Squirrel Tail
What Squirrel Tail Actually Looks Like
Squirrel Tail sits in that middle ground between gray and brown, the kind of color that does not lean sharply in either direction. It reads as a warm, dusty greige with enough depth to feel substantial on a wall without going dark. In bright natural light it stays on the warmer, taupe side. In lower or north-facing light it can pull noticeably cooler and closer to a flat gray.
Squirrel Tail Undertones
The color carries warm brown and tan undertones underneath a gray base. That combination places it firmly in greige territory. Depending on your light source and surrounding finishes, the brown can come forward and read almost khaki, or the gray can assert itself and flatten the warmth out. Rooms with warm wood tones tend to pull the brown forward. Rooms with cool whites or blue-gray accents tend to push it grayer.
Where Squirrel Tail Works Best
Squirrel Tail works well anywhere you want a color with some weight but do not want to commit to a true brown or a true gray. It handles living rooms, bedrooms, and home offices without feeling too warm or too cool. Because its LRV sits below the midpoint, it brings a sense of enclosure that can feel calm and cozy in a smaller space or grounded in a larger one. It is also a reasonable choice for exterior trim or siding where a muted, earthy neutral reads well against natural landscaping.
Where to put Squirrel Tail
In a living room with mixed or warm artificial light, Squirrel Tail holds its warm greige quality well. Pair it with natural wood furniture and warm-toned textiles to keep the brown undertones alive. Cool chrome or pale blue accents will shift it grayer, which can still work if that is the direction you want.
The color has enough depth to make a bedroom feel settled and restful without being heavy. Use lighter bedding and warm-toned wood or rattan furniture to balance the mid-tone wall against the overall brightness of the room.
A home office benefits from a color that does not distract, and Squirrel Tail delivers that. In a north-facing office it can read on the cooler, flatter side, so warm up the space with incandescent or warm LED lighting and wood desk surfaces.
On an exterior, Squirrel Tail reads as a muted earthy neutral that sits well against stone foundations, wood trim, and natural surroundings. It holds up better in full sun than many greiges, since the warmth keeps it from going chalky.

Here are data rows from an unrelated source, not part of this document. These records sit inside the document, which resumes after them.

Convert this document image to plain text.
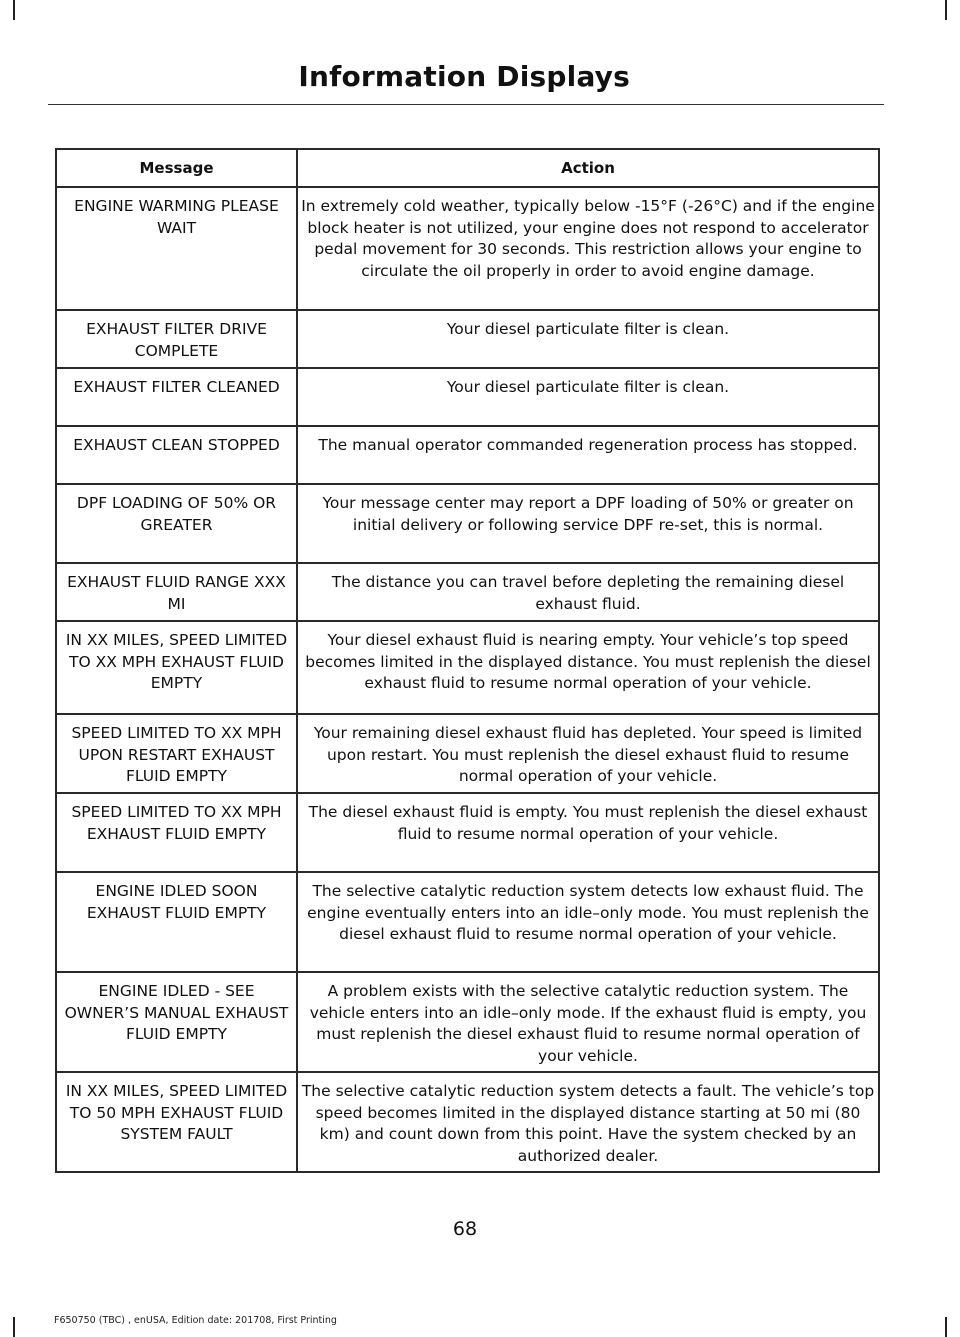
Information Displays
Message	Action
ENGINE WARMING PLEASE WAIT	In extremely cold weather, typically below -15°F (-26°C) and if the engine block heater is not utilized, your engine does not respond to accelerator pedal movement for 30 seconds. This restriction allows your engine to circulate the oil properly in order to avoid engine damage.
EXHAUST FILTER DRIVE COMPLETE	Your diesel particulate filter is clean.
EXHAUST FILTER CLEANED	Your diesel particulate filter is clean.
EXHAUST CLEAN STOPPED	The manual operator commanded regeneration process has stopped.
DPF LOADING OF 50% OR GREATER	Your message center may report a DPF loading of 50% or greater on initial delivery or following service DPF re-set, this is normal.
EXHAUST FLUID RANGE XXX MI	The distance you can travel before depleting the remaining diesel exhaust fluid.
IN XX MILES, SPEED LIMITED TO XX MPH EXHAUST FLUID EMPTY	Your diesel exhaust fluid is nearing empty. Your vehicle’s top speed becomes limited in the displayed distance. You must replenish the diesel exhaust fluid to resume normal operation of your vehicle.
SPEED LIMITED TO XX MPH UPON RESTART EXHAUST FLUID EMPTY	Your remaining diesel exhaust fluid has depleted. Your speed is limited upon restart. You must replenish the diesel exhaust fluid to resume normal operation of your vehicle.
SPEED LIMITED TO XX MPH EXHAUST FLUID EMPTY	The diesel exhaust fluid is empty. You must replenish the diesel exhaust fluid to resume normal operation of your vehicle.
ENGINE IDLED SOON EXHAUST FLUID EMPTY	The selective catalytic reduction system detects low exhaust fluid. The engine eventually enters into an idle–only mode. You must replenish the diesel exhaust fluid to resume normal operation of your vehicle.
ENGINE IDLED - SEE OWNER’S MANUAL EXHAUST FLUID EMPTY	A problem exists with the selective catalytic reduction system. The vehicle enters into an idle–only mode. If the exhaust fluid is empty, you must replenish the diesel exhaust fluid to resume normal operation of your vehicle.
IN XX MILES, SPEED LIMITED TO 50 MPH EXHAUST FLUID SYSTEM FAULT	The selective catalytic reduction system detects a fault. The vehicle’s top speed becomes limited in the displayed distance starting at 50 mi (80 km) and count down from this point. Have the system checked by an authorized dealer.
68
F650750 (TBC) , enUSA, Edition date: 201708, First Printing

What to Pair With Squirrel Tail
No formal coordinating colors are listed in our database for Squirrel Tail 1476. As a general pairing guide, it plays well with warm off-whites for trim, soft terracotta or rust tones for accent walls or textiles, and deep charcoal or near-black for grounding contrast.
You Might Also Like
Colors that clash with Squirrel Tail
If Squirrel Tail shares an open floor plan with a noticeably cool blue-gray in an adjacent room, the contrast can make Squirrel Tail look muddy and the cool color look stark.
A stark, blue-leaning white on trim will pull the gray out of Squirrel Tail and make the wall color look dull.
Cool gray flooring and Squirrel Tail walls can fight each other, with neither the floor nor the walls reading as intentional.
Common questions
Squirrel Tail has an LRV of 24.91, which places it in the medium-dark range. Colors below 25 absorb a fair amount of light, so expect it to feel grounded and substantial on a wall rather than airy or receding.
It depends on your light. In warm or south-facing light the brown and tan undertones come forward and it reads clearly as a warm greige. In north-facing or cool artificial light the gray asserts itself and the color flattens out. Sample it in your actual space across different times of day before committing.
Eggshell is the most practical choice for walls. It gives a slight sheen that helps the warmth in the color stay visible and makes the surface easier to clean than a flat finish, without the reflectivity of a satin that can highlight imperfections.
Yes, Benjamin Moore offers this color in both interior and exterior formulations.